Some zealous systems will infer a very regular request rate as coming from automated services and block them, no matter how gentle the rate.
Is this speculation, or something that has actually been seen?
I can't say how the website I'm scraping would respond if I just went full throttle. But it's also just a matter of courtesy anyway not to make ten thousands requests per second.

Funny story - at work we once had a huge spike in requests from a single IP. We all crowded around, thinking it was some malicious hacker from France. How exciting - we're now interesting enough to warrant a DoS! Turns out another team in the company was just pulling all our data into Algolia to improve search. They were clearly not very courteous!

So on the other end (building APIs) I certainly do pay attention to traffic and have Grafana alerts set up around it.

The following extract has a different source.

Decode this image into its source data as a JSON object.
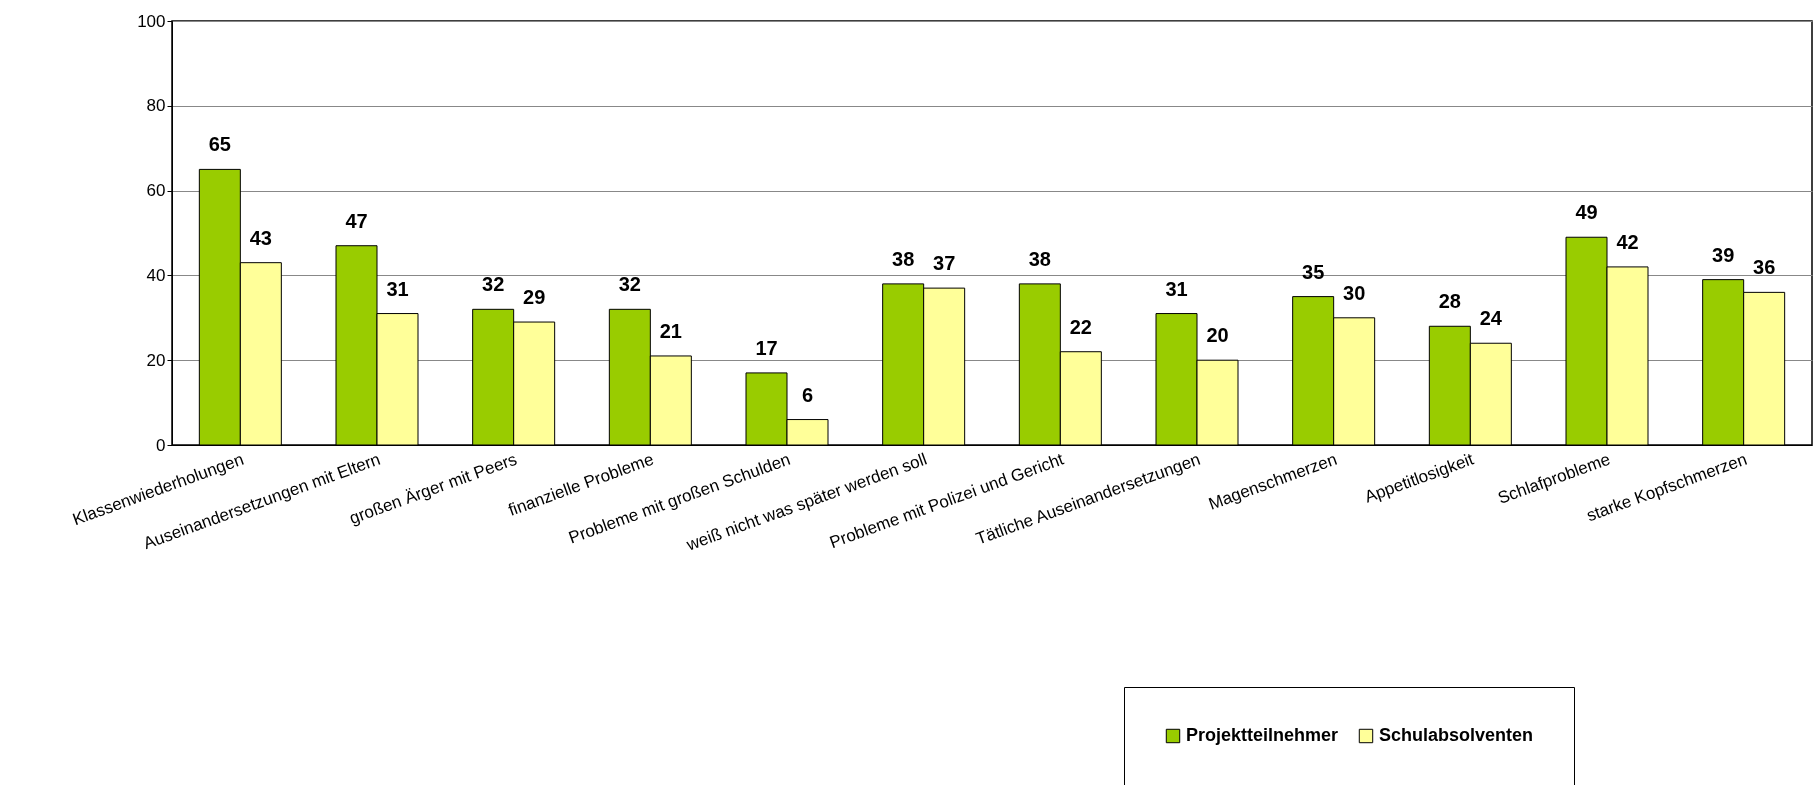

I was asking about randomizing the interval between requests.
tends to be around not repeating same patterns.
Boy, this subthread has been exasperating to read.
I would block it, if I was the maintainer. As the linked post mentions, automated requests can "ramp up" at any moment, risking server stability. By preemptively blocking automated parsing (on a resource which primary usage is individual requests, not mass ones) I would avoid future problems for myself. Let them contact us via support if they really need an exception.

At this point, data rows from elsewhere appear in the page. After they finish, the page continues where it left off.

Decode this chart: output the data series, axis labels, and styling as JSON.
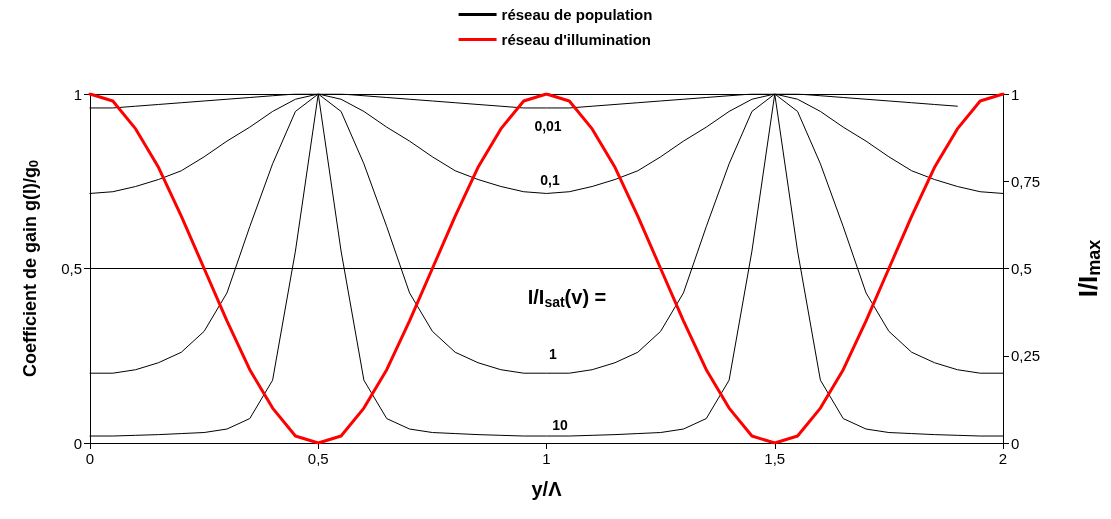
{
  "chart_data": {
    "type": "line",
    "xlabel": "y/Λ",
    "ylabel": "Coefficient de gain g(I)/g$_{0}$",
    "y2label": "I/I$_{max}$",
    "x": [
      0,
      0.05,
      0.1,
      0.15,
      0.2,
      0.25,
      0.3,
      0.35,
      0.4,
      0.45,
      0.5,
      0.55,
      0.6,
      0.65,
      0.7,
      0.75,
      0.8,
      0.85,
      0.9,
      0.95,
      1,
      1.05,
      1.1,
      1.15,
      1.2,
      1.25,
      1.3,
      1.35,
      1.4,
      1.45,
      1.5,
      1.55,
      1.6,
      1.65,
      1.7,
      1.75,
      1.8,
      1.85,
      1.9,
      1.95,
      2
    ],
    "series": [
      {
        "name": "réseau de population",
        "color": "#000000",
        "values": [
          0.96,
          0.96,
          0.965,
          0.97,
          0.975,
          0.98,
          0.985,
          0.99,
          0.995,
          1,
          1,
          1,
          0.995,
          0.99,
          0.985,
          0.98,
          0.975,
          0.97,
          0.965,
          0.96,
          0.96,
          0.96,
          0.965,
          0.97,
          0.975,
          0.98,
          0.985,
          0.99,
          0.995,
          1,
          1,
          1,
          0.995,
          0.99,
          0.985,
          0.98,
          0.975,
          0.97,
          0.965,
          null,
          null
        ]
      },
      {
        "color": "#000000",
        "values": [
          0.715,
          0.72,
          0.735,
          0.755,
          0.78,
          0.82,
          0.865,
          0.905,
          0.95,
          0.985,
          1,
          0.985,
          0.95,
          0.905,
          0.865,
          0.82,
          0.78,
          0.755,
          0.735,
          0.72,
          0.715,
          0.72,
          0.735,
          0.755,
          0.78,
          0.82,
          0.865,
          0.905,
          0.95,
          0.985,
          1,
          0.985,
          0.95,
          0.905,
          0.865,
          0.82,
          0.78,
          0.755,
          0.735,
          0.72,
          0.715
        ]
      },
      {
        "color": "#000000",
        "values": [
          0.2,
          0.2,
          0.21,
          0.23,
          0.26,
          0.32,
          0.43,
          0.62,
          0.8,
          0.95,
          1,
          0.95,
          0.8,
          0.62,
          0.43,
          0.32,
          0.26,
          0.23,
          0.21,
          0.2,
          0.2,
          0.2,
          0.21,
          0.23,
          0.26,
          0.32,
          0.43,
          0.62,
          0.8,
          0.95,
          1,
          0.95,
          0.8,
          0.62,
          0.43,
          0.32,
          0.26,
          0.23,
          0.21,
          0.2,
          0.2
        ]
      },
      {
        "color": "#000000",
        "values": [
          0.02,
          0.02,
          0.022,
          0.024,
          0.027,
          0.03,
          0.04,
          0.07,
          0.18,
          0.55,
          1,
          0.55,
          0.18,
          0.07,
          0.04,
          0.03,
          0.027,
          0.024,
          0.022,
          0.02,
          0.02,
          0.02,
          0.022,
          0.024,
          0.027,
          0.03,
          0.04,
          0.07,
          0.18,
          0.55,
          1,
          0.55,
          0.18,
          0.07,
          0.04,
          0.03,
          0.027,
          0.024,
          0.022,
          0.02,
          0.02
        ]
      },
      {
        "name": "réseau d'illumination",
        "color": "#ff0000",
        "axis": "y2",
        "values": [
          1,
          0.98,
          0.9,
          0.79,
          0.65,
          0.5,
          0.35,
          0.21,
          0.1,
          0.02,
          0,
          0.02,
          0.1,
          0.21,
          0.35,
          0.5,
          0.65,
          0.79,
          0.9,
          0.98,
          1,
          0.98,
          0.9,
          0.79,
          0.65,
          0.5,
          0.35,
          0.21,
          0.1,
          0.02,
          0,
          0.02,
          0.1,
          0.21,
          0.35,
          0.5,
          0.65,
          0.79,
          0.9,
          0.98,
          1
        ]
      }
    ],
    "xlim": [
      0,
      2
    ],
    "xticks": [
      0,
      {
        "value": 0.5,
        "label": "0,5"
      },
      1,
      {
        "value": 1.5,
        "label": "1,5"
      },
      2
    ],
    "ylim": [
      0,
      1
    ],
    "yticks": [
      0,
      {
        "value": 0.5,
        "label": "0,5"
      },
      1
    ],
    "y2lim": [
      0,
      1
    ],
    "y2ticks": [
      0,
      {
        "value": 0.25,
        "label": "0,25"
      },
      {
        "value": 0.5,
        "label": "0,5"
      },
      {
        "value": 0.75,
        "label": "0,75"
      },
      1
    ],
    "annotations": [
      "0,01",
      "0,1",
      "1",
      "10",
      "I/I$_{sat}$(v) ="
    ],
    "grid": "y",
    "legend": "top",
    "marker": "none",
    "line_style": "solid"
  }
}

In general I would rate limit by IP anything connected to the internet.

So the answer is it's just speculation and has never been seen in the wild :)
Kind of a snarky response. Obviously this has been seen in the wild. If you created an intrusion detection system to look for suspicious requests, I think one occurring over and over and at a regular interval would clearly be seen as malicious and not a genuine user.
> Obviously this has been seen in the wild.

Can you provide an actual example? I see it come up a lot in these conversations, but I'm really skeptical that anyone actually does this analysis. It seems like rate analysis (either requests or bandwidth) would achieve the same result in a far simpler manner, so I suspect that is what actually happens.

Sure, you can interpret my answer like that, if that makes you happy.